Choices, Choices, Choices.

Especially Well-suited for Alternative Investments, ActiveAllocator Accounts for:

  • Stale Pricing

    In traditional investing returns are accurate, largely marked to market. In alternative investments returns for many strategies are not marked to market daily. ActiveAllocator algorithms correct data for stale pricing.

  • Unique Risks

    In traditional investing volatility is an appropriate risk measure as returns data is bell shaped/normally distributed. This is not so within alternative investing where volatility may misrepresent true risk. ActiveAllocator algorithms correct data to arrive at better measures of underlying risk. For instance, it incorporates extreme but rare downside events.

  • Illiquidity

    In traditional investing typically assets are highly liquid as they are traded continuously in markets. This is not so in alternative investments where different levels of liquidity restrict exit options. ActiveAllocator algorithms make an illiquidity premium adjustment.

  • Inefficient Markets

    In traditional investing, typically assets are traded in efficient public markets whereas alternative investments are often traded in private markets. ActiveAllocator algorithms take asymmetric information into consideration and attenuate style drift in long dated investments.

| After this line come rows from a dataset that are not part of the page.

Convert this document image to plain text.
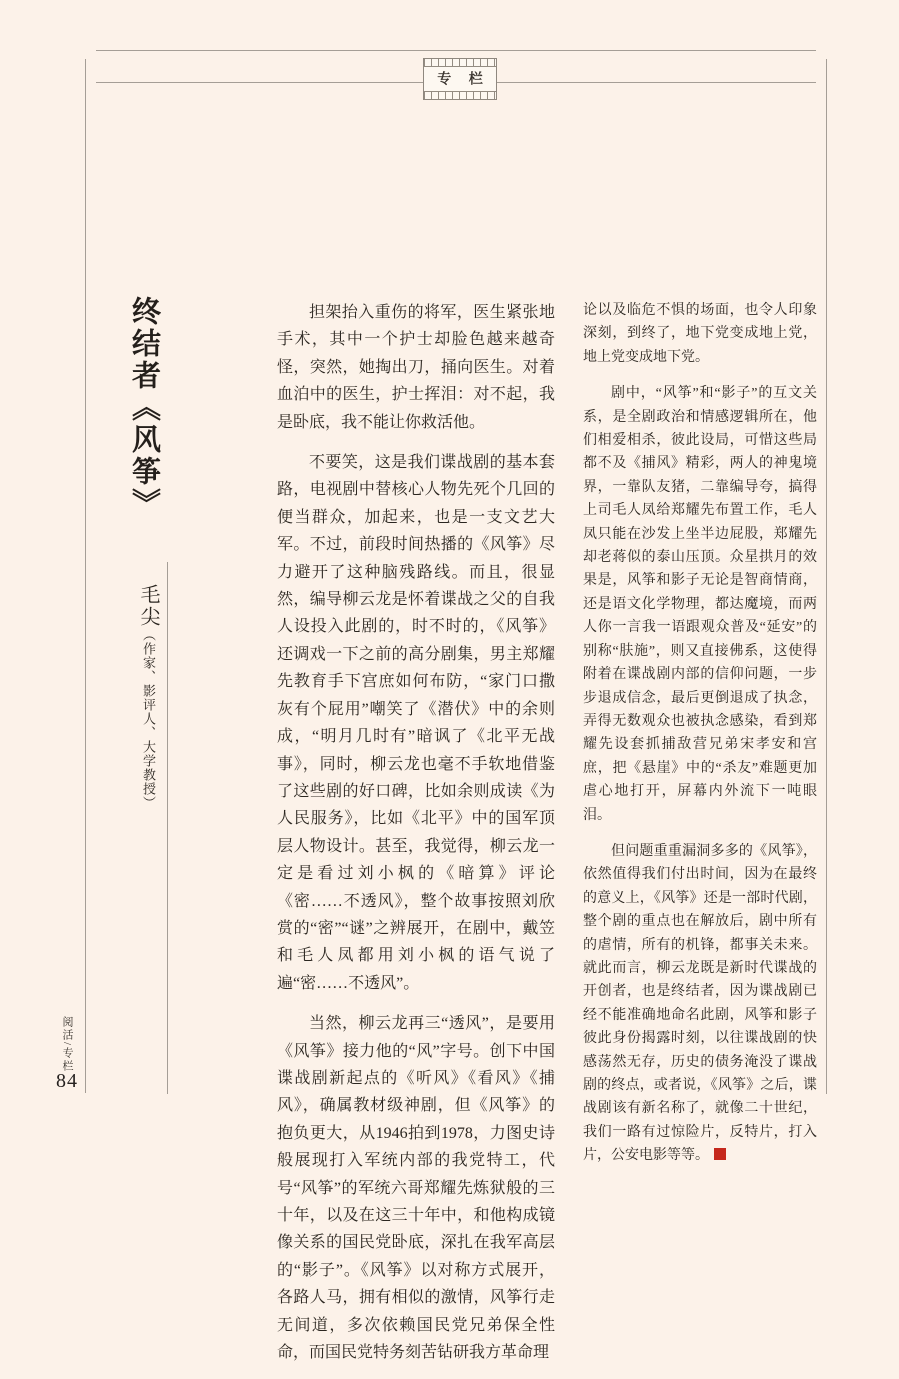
专 栏
终结者《风筝》
毛尖（作家、影评人、大学教授）

担架抬入重伤的将军，医生紧张地手术，其中一个护士却脸色越来越奇怪，突然，她掏出刀，捅向医生。对着血泊中的医生，护士挥泪：对不起，我是卧底，我不能让你救活他。

不要笑，这是我们谍战剧的基本套路，电视剧中替核心人物先死个几回的便当群众，加起来，也是一支文艺大军。不过，前段时间热播的《风筝》尽力避开了这种脑残路线。而且，很显然，编导柳云龙是怀着谍战之父的自我人设投入此剧的，时不时的，《风筝》还调戏一下之前的高分剧集，男主郑耀先教育手下宫庶如何布防，“家门口撒灰有个屁用”嘲笑了《潜伏》中的余则成，“明月几时有”暗讽了《北平无战事》，同时，柳云龙也毫不手软地借鉴了这些剧的好口碑，比如余则成读《为人民服务》，比如《北平》中的国军顶层人物设计。甚至，我觉得，柳云龙一定是看过刘小枫的《暗算》评论《密……不透风》，整个故事按照刘欣赏的“密”“谜”之辨展开，在剧中，戴笠和毛人凤都用刘小枫的语气说了遍“密……不透风”。

当然，柳云龙再三“透风”，是要用《风筝》接力他的“风”字号。创下中国谍战剧新起点的《听风》《看风》《捕风》，确属教材级神剧，但《风筝》的抱负更大，从1946拍到1978，力图史诗般展现打入军统内部的我党特工，代号“风筝”的军统六哥郑耀先炼狱般的三十年，以及在这三十年中，和他构成镜像关系的国民党卧底，深扎在我军高层的“影子”。《风筝》以对称方式展开，各路人马，拥有相似的激情，风筝行走无间道，多次依赖国民党兄弟保全性命，而国民党特务刻苦钻研我方革命理

论以及临危不惧的场面，也令人印象深刻，到终了，地下党变成地上党，地上党变成地下党。

剧中，“风筝”和“影子”的互文关系，是全剧政治和情感逻辑所在，他们相爱相杀，彼此设局，可惜这些局都不及《捕风》精彩，两人的神鬼境界，一靠队友猪，二靠编导夸，搞得上司毛人凤给郑耀先布置工作，毛人凤只能在沙发上坐半边屁股，郑耀先却老蒋似的泰山压顶。众星拱月的效果是，风筝和影子无论是智商情商，还是语文化学物理，都达魔境，而两人你一言我一语跟观众普及“延安”的别称“肤施”，则又直接佛系，这使得附着在谍战剧内部的信仰问题，一步步退成信念，最后更倒退成了执念，弄得无数观众也被执念感染，看到郑耀先设套抓捕敌营兄弟宋孝安和宫庶，把《悬崖》中的“杀友”难题更加虐心地打开，屏幕内外流下一吨眼泪。

但问题重重漏洞多多的《风筝》，依然值得我们付出时间，因为在最终的意义上，《风筝》还是一部时代剧，整个剧的重点也在解放后，剧中所有的虐情，所有的机锋，都事关未来。就此而言，柳云龙既是新时代谍战的开创者，也是终结者，因为谍战剧已经不能准确地命名此剧，风筝和影子彼此身份揭露时刻，以往谍战剧的快感荡然无存，历史的债务淹没了谍战剧的终点，或者说，《风筝》之后，谍战剧该有新名称了，就像二十世纪，我们一路有过惊险片，反特片，打入片，公安电影等等。

阅活/专栏
84
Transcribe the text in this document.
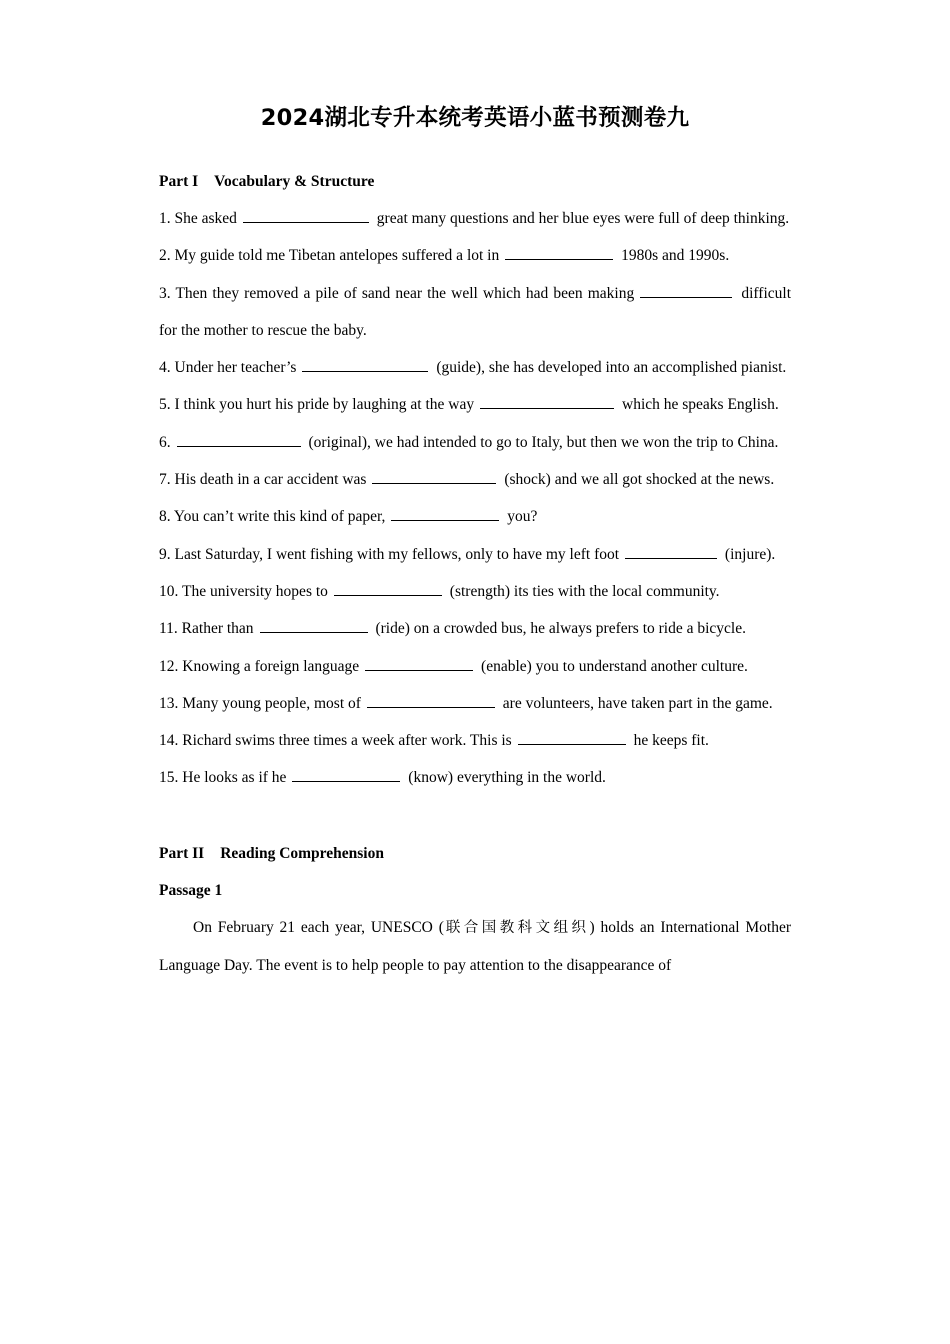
2024湖北专升本统考英语小蓝书预测卷九
Part I Vocabulary & Structure

1. She asked	great many questions and her blue eyes were full of deep thinking.

2. My guide told me Tibetan antelopes suffered a lot in	1980s and 1990s.

3. Then they removed a pile of sand near the well which had been making	difficult for the mother to rescue the baby.

4. Under her teacher’s	(guide), she has developed into an accomplished pianist.

5. I think you hurt his pride by laughing at the way	which he speaks English.

6.	(original), we had intended to go to Italy, but then we won the trip to China.

7. His death in a car accident was	(shock) and we all got shocked at the news.

8. You can’t write this kind of paper,	you?

9. Last Saturday, I went fishing with my fellows, only to have my left foot	(injure).

10. The university hopes to	(strength) its ties with the local community.

11. Rather than	(ride) on a crowded bus, he always prefers to ride a bicycle.

12. Knowing a foreign language	(enable) you to understand another culture.

13. Many young people, most of	are volunteers, have taken part in the game.

14. Richard swims three times a week after work. This is	he keeps fit.

15. He looks as if he	(know) everything in the world.

Part II Reading Comprehension
Passage 1

On February 21 each year, UNESCO (联合国教科文组织) holds an International Mother Language Day. The event is to help people to pay attention to the disappearance of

  • Strategy Heterogeneity

    In traditional investing, unlike in alternative investments, there is greater homogeneity between sub asset classes. ActiveAllocator algorithms are built to resolve greater heterogeneity in sub-strategies.

  • Reporting Bias

    In traditional investing one does not have to worry about reporting bias. Within alternative investments reporting biases create distortion in performance data. For example, fund managers may cease reporting typically due to poor performance leading to survivorship bias. Another example is selection bias where a database incorporates the performance of fund managers who choose to report; managers who perform better will typically be more likely to report creating an upward bias. Yet another example is short history bias: shorter history may not accurately reflect longer term returns. ActiveAllocator algorithms address and resolve such biases.

  • Serial Correlation in Returns

    In infrequently valued illiquid investments such as real estate or private equity, serial correlation in returns data causes an understatement in volatility. Serial correlation occurs when returns are inter-dependent as opposed to being independent across time. The result is risk is understated and the risk adjust return measure overstated. Also the true correlation between asset classes is altered. ActiveAllocator algorithms quantitatively adjust returns data using auto-regression techniques to remove serial correlation.

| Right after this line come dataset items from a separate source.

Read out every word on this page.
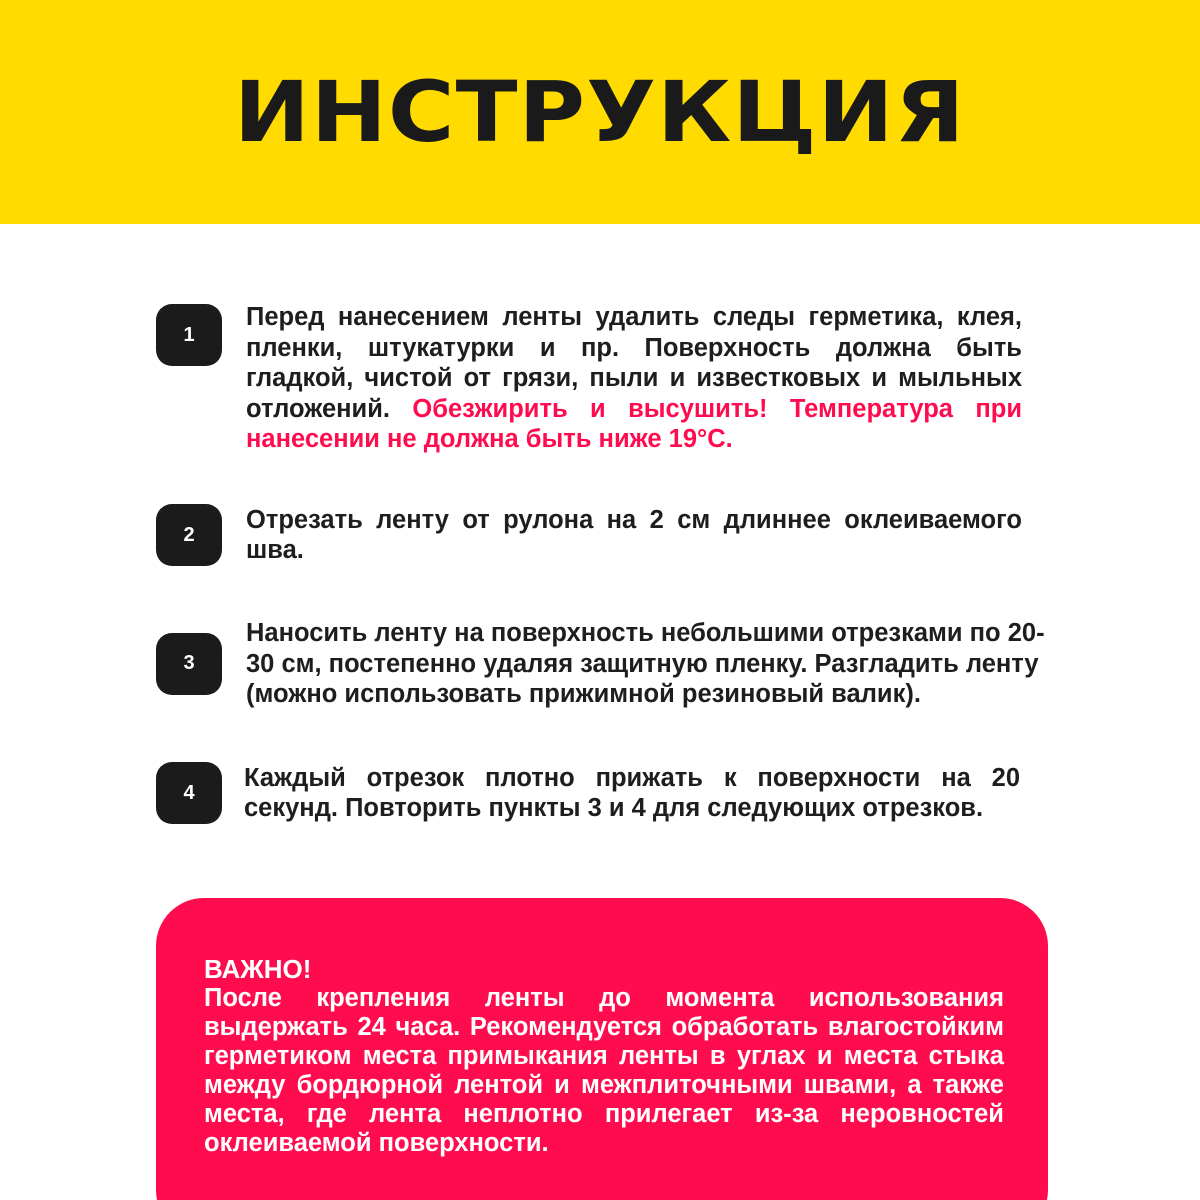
ИНСТРУКЦИЯ
1
Перед нанесением ленты удалить следы герметика, клея, пленки, штукатурки и пр. Поверхность должна быть гладкой, чистой от грязи, пыли и известковых и мыльных отложений. Обезжирить и высушить! Температура при нанесении не должна быть ниже 19°С.
2
Отрезать ленту от рулона на 2 см длиннее оклеиваемого шва.
3
Наносить ленту на поверхность небольшими отрезками по 20-30 см, постепенно удаляя защитную пленку. Разгладить ленту (можно использовать прижимной резиновый валик).
4
Каждый отрезок плотно прижать к поверхности на 20 секунд. Повторить пункты 3 и 4 для следующих отрезков.
ВАЖНО!
После крепления ленты до момента использования выдержать 24 часа. Рекомендуется обработать влагостойким герметиком места примыкания ленты в углах и места стыка между бордюрной лентой и межплиточными швами, а также места, где лента неплотно прилегает из-за неровностей оклеиваемой поверхности.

  • Non-Normal Returns Distributions

    In alternative investments Illiquid and difficult to trade securities have unmeasured risk. Securities that are not consistently marked to marked understate risk or volatility. Moreover, extreme event tail risk is difficult to quantify and downside risk capture is difficult to measure. ActiveAllocator algorithms are purpose built to address this and make provisions for left tail skew and kurtosis optimization.

  • Style Drift

    In alternative investments some hedge fund managers do not rigidly limit themselves to one strategy as they pursue market inefficiencies. The flexibility to seek out investment opportunities is an advantage, but such style drift also poses unique risks for investors. ActiveAllocator algorithms group strategies that are correlated as well as have similar statistical return characteristics into baskets to reduce the adverse effect of style drift in portfolios.

  • In Summary…

    We help you cut through opacity, fund manager claims, investment industry jargon to see the investing world in simple terms. We use our skills and proprietary analytical techniques to work for you so that you can serve your clients better. We help you decide between multiple competing potential high performing managers, dynamically control risk and incorporate objectivity in your asset allocation process. We help you exercise your responsibilities to your clients better.